Recursively determines the byte size of an object. Any initialised objects (not including Python primitives) must correct implement __sizeof__() for this method to work correctly.

class glompo.common.helpers.LiteralWrapper[source]

Used by YAML to save some block strings as literals

class glompo.common.helpers.FlowList[source]

Used to wrap lists which should appear in YAML flow style rather than default block style.

class glompo.common.helpers.BoundGroup[source]

Used to better represent the parameter bounds in a human readable but reusable way in YAML.

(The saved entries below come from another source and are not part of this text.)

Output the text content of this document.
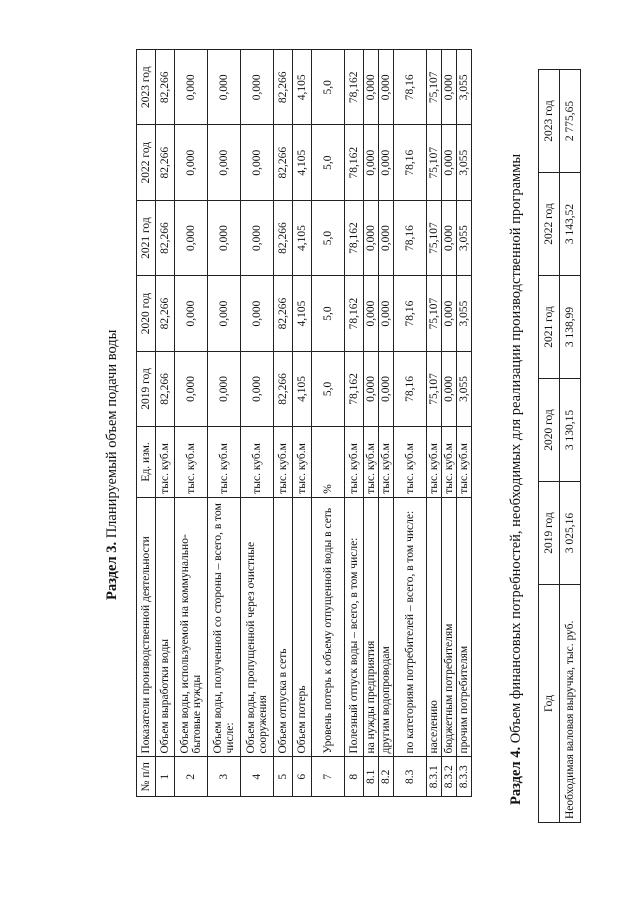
Раздел 3. Планируемый объем подачи воды
№ п/п	Показатели производственной деятельности	Ед. изм.	2019 год	2020 год	2021 год	2022 год	2023 год
1	Объем выработки воды	тыс. куб.м	82,266	82,266	82,266	82,266	82,266
2	Объем воды, используемой на коммунально-бытовые нужды	тыс. куб.м	0,000	0,000	0,000	0,000	0,000
3	Объем воды, полученной со стороны – всего, в том числе:	тыс. куб.м	0,000	0,000	0,000	0,000	0,000
4	Объем воды, пропущенной через очистные сооружения	тыс. куб.м	0,000	0,000	0,000	0,000	0,000
5	Объем отпуска в сеть	тыс. куб.м	82,266	82,266	82,266	82,266	82,266
6	Объем потерь	тыс. куб.м	4,105	4,105	4,105	4,105	4,105
7	Уровень потерь к объему отпущенной воды в сеть	%	5,0	5,0	5,0	5,0	5,0
8	Полезный отпуск воды – всего, в том числе:	тыс. куб.м	78,162	78,162	78,162	78,162	78,162
8.1	на нужды предприятия	тыс. куб.м	0,000	0,000	0,000	0,000	0,000
8.2	другим водопроводам	тыс. куб.м	0,000	0,000	0,000	0,000	0,000
8.3	по категориям потребителей – всего, в том числе:	тыс. куб.м	78,16	78,16	78,16	78,16	78,16
8.3.1	населению	тыс. куб.м	75,107	75,107	75,107	75,107	75,107
8.3.2	бюджетным потребителям	тыс. куб.м	0,000	0,000	0,000	0,000	0,000
8.3.3	прочим потребителям	тыс. куб.м	3,055	3,055	3,055	3,055	3,055
Раздел 4. Объем финансовых потребностей, необходимых для реализации производственной программы Год	2019 год	2020 год	2021 год	2022 год	2023 год
Необходимая валовая выручка, тыс. руб.	3 025,16	3 130,15	3 138,99	3 143,52	2 775,65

glompo.common.helpers.literal_presenter(dumper: yaml.dumper.Dumper, data: str)[source]

Wrapper around string for better readability in YAML file.

glompo.common.helpers.optimizer_selector_presenter(dumper, opt_selector: BaseSelector)[source]

Unique YAML constructor for the BaseSelector.

glompo.common.helpers.generator_presenter(dumper, generator: BaseGenerator)[source]

Unique YAML constructor for the BaseGenerator.

glompo.common.helpers.flow_presenter(dumper, lst)[source]

YAML Presenter for a FlowList style list.

glompo.common.helpers.numpy_dtype_presenter(dumper, numpy_type)[source]

Unique YAML constructor for numpy.dtype.

glompo.common.helpers.numpy_array_presenter(dumper, numpy_arr)[source]

Unique YAML constructor for numpy.ndarray.

glompo.common.helpers.bound_group_presenter(dumper, bound_group)[source]

Unique YAML constructor for Bound.

glompo.common.helpers.unknown_object_presenter(dumper, unknown_class: object)[source]

Parses all remaining classes into strings and python primitives for YAML files. To ensure the YAML file is human readable and can be loaded only with native python types. This constructor parses all unknown objects into a dictionary containing their name and instance variables or, if uninitialised, just the class name.

class glompo.common.helpers.WorkInDirectory(path: Union[pathlib.Path, str])[source]

Context manager to manage the creation of new files in a different directory from the working one.

Parameters:path – A directory to which the working directory will be changed on entering the context manager. If the directory does not exist, it will be created. The working directory is changed back on exiting the context manager.
exception glompo.common.helpers.CheckpointingError[source]

Error raised during creation of a checkpoint which would result in an incomplete checkpoint.